While the pandemic blunted the Crab Team’s efforts and put volunteer recruitment on hold last summer, more than 90 percent of the identified trapping areas were covered through an intensified effort of team members following strict pandemic protocols (Salish Sea Currents, May 21, 2020). More than 11,000 traps were deployed, as team members also confronted a relatively new invasion discovered during the fall of 2019 in Drayton Harbor, a mile south of the Canadian border.
A new management team, led by Chelsey Buffington of the Washington Department of Fish and Wildlife, captured 255 crabs in Drayton Harbor last year. That’s more green crabs than the total captured at all the inland sites the previous year.
“All of the mud slogging and crab wrangling was done almost exclusively by the three dedicated crew members: April Fleming and Lindsey Parker, seasonal technicians with Washington Department of Fish and Wildlife, and Allie Simpson, the local coordinator of the effort working with Northwest Straits Commission,” Emily wrote in her extensive Crab Team Blog post at the end of the year.
A key finding was that green crabs in Drayton Harbor were concentrated in a few locations, rather than being dispersed throughout the harbor. Now the hope for Drayton is that it will follow a pattern that has apparently created a favorable trend for Dungeness Spit. There, a heavy trapping effort over three years reduced a large number of crabs down to just three caught last year in 1,883 trap sets.

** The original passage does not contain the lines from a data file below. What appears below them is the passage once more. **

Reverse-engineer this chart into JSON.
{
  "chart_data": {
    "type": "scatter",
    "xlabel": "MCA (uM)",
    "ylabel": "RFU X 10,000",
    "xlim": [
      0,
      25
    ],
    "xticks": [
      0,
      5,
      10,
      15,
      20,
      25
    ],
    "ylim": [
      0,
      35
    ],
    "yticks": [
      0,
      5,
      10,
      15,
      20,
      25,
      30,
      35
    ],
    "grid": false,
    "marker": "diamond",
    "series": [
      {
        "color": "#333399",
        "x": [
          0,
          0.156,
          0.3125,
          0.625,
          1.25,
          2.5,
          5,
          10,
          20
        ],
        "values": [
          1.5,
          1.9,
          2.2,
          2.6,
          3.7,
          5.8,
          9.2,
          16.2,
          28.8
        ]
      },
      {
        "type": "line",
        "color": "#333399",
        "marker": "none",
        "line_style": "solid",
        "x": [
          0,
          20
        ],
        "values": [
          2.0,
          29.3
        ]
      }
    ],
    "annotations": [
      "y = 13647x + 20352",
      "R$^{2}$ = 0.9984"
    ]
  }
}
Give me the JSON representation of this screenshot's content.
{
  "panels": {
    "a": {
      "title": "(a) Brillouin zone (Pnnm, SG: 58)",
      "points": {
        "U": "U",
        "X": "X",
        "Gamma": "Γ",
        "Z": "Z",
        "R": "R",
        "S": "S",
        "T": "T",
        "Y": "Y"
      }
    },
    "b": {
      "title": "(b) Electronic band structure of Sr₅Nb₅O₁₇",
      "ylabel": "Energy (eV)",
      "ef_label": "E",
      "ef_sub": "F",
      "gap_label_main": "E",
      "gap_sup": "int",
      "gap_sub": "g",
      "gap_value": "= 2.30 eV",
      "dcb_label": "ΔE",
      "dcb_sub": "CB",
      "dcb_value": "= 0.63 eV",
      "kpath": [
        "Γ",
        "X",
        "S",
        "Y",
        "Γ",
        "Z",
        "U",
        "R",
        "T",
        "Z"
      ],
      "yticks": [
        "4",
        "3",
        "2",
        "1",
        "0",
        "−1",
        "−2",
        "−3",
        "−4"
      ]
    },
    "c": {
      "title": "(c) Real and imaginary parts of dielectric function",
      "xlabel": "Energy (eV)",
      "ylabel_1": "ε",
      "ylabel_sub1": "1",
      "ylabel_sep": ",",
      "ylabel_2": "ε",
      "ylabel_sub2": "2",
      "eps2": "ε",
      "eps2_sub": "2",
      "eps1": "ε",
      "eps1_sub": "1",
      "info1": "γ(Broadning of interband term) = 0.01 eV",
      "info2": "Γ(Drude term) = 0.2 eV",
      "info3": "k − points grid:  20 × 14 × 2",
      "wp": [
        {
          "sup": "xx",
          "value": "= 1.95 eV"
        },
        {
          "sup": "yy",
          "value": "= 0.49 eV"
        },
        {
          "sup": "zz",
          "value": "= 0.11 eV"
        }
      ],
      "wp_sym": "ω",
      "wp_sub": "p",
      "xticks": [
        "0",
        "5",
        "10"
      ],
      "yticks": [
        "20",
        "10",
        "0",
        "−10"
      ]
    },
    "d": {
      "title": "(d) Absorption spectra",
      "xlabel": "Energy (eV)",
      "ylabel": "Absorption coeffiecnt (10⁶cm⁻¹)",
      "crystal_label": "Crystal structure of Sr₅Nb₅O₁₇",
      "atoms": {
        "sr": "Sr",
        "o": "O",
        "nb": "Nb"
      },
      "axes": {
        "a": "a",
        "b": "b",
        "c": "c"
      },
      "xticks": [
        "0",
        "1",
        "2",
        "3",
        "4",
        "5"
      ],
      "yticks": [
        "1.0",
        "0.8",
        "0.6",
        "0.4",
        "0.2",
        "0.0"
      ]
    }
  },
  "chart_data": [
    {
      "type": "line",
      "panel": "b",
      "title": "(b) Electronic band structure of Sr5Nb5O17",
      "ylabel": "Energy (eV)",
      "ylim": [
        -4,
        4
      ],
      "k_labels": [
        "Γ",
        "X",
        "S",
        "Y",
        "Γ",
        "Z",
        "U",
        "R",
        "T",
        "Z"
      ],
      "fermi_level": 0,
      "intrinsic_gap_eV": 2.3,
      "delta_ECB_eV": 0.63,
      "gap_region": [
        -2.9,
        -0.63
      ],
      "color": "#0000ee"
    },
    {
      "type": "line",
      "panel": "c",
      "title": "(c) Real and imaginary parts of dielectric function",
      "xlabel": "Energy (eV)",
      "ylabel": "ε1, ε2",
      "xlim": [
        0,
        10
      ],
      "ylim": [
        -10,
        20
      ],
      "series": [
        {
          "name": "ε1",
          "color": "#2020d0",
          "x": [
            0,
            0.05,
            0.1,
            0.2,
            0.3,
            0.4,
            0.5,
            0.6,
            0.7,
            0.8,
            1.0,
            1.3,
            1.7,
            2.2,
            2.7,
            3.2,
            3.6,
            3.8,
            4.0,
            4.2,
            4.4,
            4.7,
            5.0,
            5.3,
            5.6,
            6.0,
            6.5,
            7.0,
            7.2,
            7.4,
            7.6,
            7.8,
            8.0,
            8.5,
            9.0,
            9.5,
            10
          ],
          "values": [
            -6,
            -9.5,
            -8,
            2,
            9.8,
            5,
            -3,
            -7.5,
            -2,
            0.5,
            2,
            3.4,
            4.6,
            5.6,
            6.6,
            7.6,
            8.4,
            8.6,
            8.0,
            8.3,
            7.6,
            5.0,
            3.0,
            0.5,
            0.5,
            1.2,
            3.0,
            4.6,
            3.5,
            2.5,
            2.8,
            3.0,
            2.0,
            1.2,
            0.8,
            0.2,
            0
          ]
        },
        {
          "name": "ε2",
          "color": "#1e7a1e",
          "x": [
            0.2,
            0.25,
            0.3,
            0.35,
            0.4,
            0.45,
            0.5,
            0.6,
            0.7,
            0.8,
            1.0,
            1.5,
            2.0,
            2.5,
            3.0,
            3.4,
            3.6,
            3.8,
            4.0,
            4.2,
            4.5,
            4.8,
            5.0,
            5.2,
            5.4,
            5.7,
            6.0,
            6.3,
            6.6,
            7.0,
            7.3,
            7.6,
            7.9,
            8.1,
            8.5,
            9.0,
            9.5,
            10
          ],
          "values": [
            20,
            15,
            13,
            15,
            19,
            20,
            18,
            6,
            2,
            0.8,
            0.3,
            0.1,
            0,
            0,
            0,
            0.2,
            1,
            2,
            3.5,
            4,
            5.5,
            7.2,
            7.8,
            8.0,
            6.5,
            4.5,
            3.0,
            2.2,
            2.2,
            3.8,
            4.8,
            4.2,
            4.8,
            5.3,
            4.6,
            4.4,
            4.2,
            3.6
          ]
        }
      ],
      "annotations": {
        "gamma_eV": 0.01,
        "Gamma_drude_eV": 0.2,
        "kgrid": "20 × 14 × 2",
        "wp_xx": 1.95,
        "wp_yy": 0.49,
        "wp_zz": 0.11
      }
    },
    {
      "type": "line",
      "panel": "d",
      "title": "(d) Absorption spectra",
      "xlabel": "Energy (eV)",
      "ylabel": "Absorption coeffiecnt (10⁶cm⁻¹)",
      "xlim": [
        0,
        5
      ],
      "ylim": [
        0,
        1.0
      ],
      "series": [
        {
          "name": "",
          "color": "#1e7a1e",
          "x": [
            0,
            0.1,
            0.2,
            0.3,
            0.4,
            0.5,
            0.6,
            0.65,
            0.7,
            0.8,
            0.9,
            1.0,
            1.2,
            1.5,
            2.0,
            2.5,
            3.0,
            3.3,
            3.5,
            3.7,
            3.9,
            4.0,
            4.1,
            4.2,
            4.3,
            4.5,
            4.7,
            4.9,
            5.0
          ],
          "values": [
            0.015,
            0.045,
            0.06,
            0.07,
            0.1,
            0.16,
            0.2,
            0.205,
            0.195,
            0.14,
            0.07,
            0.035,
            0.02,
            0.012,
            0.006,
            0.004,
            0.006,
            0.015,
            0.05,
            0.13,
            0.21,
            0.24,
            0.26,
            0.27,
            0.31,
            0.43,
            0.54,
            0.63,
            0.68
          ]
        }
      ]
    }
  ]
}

An even larger infestation last year was seen in Lummi Bay near Bellingham (south of Drayton Harbor), where crabs were first discovered in 2019. The population growth in Lummi Bay was so rapid that a trapping effort, led by the Lummi tribal biologists, caught more than 2,500 green crabs last year. That includes a large number of younger crabs that showed up in August and September. Most of the crabs were caught within a 750-acre sea pond, an artificial water-impoundment used to support nearby salmon and shellfish hatcheries.
“The sea pond appears to be, in some ways, a nearly perfect incubator for green crabs,” Emily said in a story published in Northwest Treaty Tribes magazine. “The enclosure protects the site in such a way that it creates conditions we don’t really see on that large of a scale anywhere else. It’s quite shallow but retains water all of the time, and it’s very protected from a lot of other conditions that might make it hard for green crabs to survive.”
Volunteer training resumed this year, with the trapping effort underway in early April. So far, a relatively few crabs have been caught in Drayton Harbor, Dungeness Spit and Samish Bay.